Remember the old philosophical exercise that had four people in the boat and only three life jackets? The students were charged with deciding who would stay behind. We were led by academicians to consider the fact that there are no absolute values, but situations that create relative truths.
I'm currently in conversation with Dr. Laura Nash who is a former professor of ethics at Harvard. She is writing a book with the sociologist Peter Berger on Management and the Christian experience. She is doing it as a research project. It has given me an opportunity to ask her a few questions about ethics. When I asked her what the reason was for situational ethics she said that traditional ethics were considered too rigid. Situational ethics gives a floating base to a more flexible code of ethics and behavior. To me, it means we are substituting man's law for God's law.
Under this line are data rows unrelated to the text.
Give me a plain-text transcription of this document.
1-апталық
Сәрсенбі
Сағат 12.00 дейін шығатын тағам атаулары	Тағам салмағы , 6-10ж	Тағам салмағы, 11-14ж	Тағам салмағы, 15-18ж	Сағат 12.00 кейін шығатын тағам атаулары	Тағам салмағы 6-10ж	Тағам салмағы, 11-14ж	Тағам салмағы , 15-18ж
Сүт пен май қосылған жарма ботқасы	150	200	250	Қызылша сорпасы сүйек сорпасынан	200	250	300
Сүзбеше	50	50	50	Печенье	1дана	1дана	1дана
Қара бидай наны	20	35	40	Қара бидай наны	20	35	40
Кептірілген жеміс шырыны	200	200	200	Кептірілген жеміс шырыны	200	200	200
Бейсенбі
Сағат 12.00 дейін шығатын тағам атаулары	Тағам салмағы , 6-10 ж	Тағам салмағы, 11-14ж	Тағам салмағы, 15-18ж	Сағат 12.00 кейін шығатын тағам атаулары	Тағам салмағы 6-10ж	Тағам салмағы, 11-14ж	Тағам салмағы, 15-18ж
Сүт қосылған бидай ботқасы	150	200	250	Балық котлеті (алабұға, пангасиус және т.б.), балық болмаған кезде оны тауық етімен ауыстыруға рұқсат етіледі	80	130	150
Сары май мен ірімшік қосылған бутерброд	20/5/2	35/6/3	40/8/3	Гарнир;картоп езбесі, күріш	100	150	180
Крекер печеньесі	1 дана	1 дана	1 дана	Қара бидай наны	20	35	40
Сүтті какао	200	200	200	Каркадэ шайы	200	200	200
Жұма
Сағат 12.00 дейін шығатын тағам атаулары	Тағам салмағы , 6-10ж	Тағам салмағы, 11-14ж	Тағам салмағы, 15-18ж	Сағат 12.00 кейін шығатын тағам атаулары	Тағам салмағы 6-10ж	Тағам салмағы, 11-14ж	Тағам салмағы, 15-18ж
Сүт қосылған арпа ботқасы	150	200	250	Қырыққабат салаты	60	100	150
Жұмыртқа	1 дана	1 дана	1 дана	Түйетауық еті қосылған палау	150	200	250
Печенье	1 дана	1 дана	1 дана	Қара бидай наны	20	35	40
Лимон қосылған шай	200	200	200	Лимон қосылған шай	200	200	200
I personally have never felt that God's law was inflexible. I see Scripture as having two types of principles: the rigid for which I will use the metaphor of an I-beam, and the flexible that is the steel cable. There are times in a building when you want the flexibility of a cable. The cable has integrity with flexibility. I see the Golden Rule as being one of the flexible principles of Scripture. Just because I like vanilla ice cream doesn't mean that I insist that everybody else eat vanilla ice cream as the basis of doing for others what I would want them to do for me.
I believe it was Samuel Johnson who said if a man comes to your house for dinner and espouses the belief of relative truth you should count the silverware before he leaves.
One of the most important details before a symphony orchestra performance is the tuning process. The concertmaster stands and calls for an A440 to which they all tune. Under situational ethics it seems it would be better just to tell people that they know best how they like their instrument to sound and so tune it according to their own pleasure. For harmony there must be a fixed A440.
I know I am oversimplifying a large body of knowledge called situational ethics, but to me it simply means "in my case I will make an exception." Situational ethics broadens the playing field to make winning easier. The ultimate test of our ethics is the exceptions we make, those "small" inconsequential ones we let build into habit. They are no longer noticed. Then there is the occasional larger one that we rationalize. These become "our price" for which we sell a piece of our soul. The large exceptions become the weight limit on our bridge — the ultimate test of our ethics.
I asked Dr. Nash if she thought Harvard, or any other school of higher education, could be successful in teaching ethics. She doubted it, for ethics are spiritually based, not intellectually based. Corporate marauders, wall street pirates and governmental piranhas with their intelligence could make A+ in any academic course of ethics, but still flunk the practicum. It's the great American myth of education that people will do as well as they know. It is not head knowledge, but a grounded set of values that leads to an ethical life.
The heat of daily living refines the character and demonstrates ethics ---- or their absence.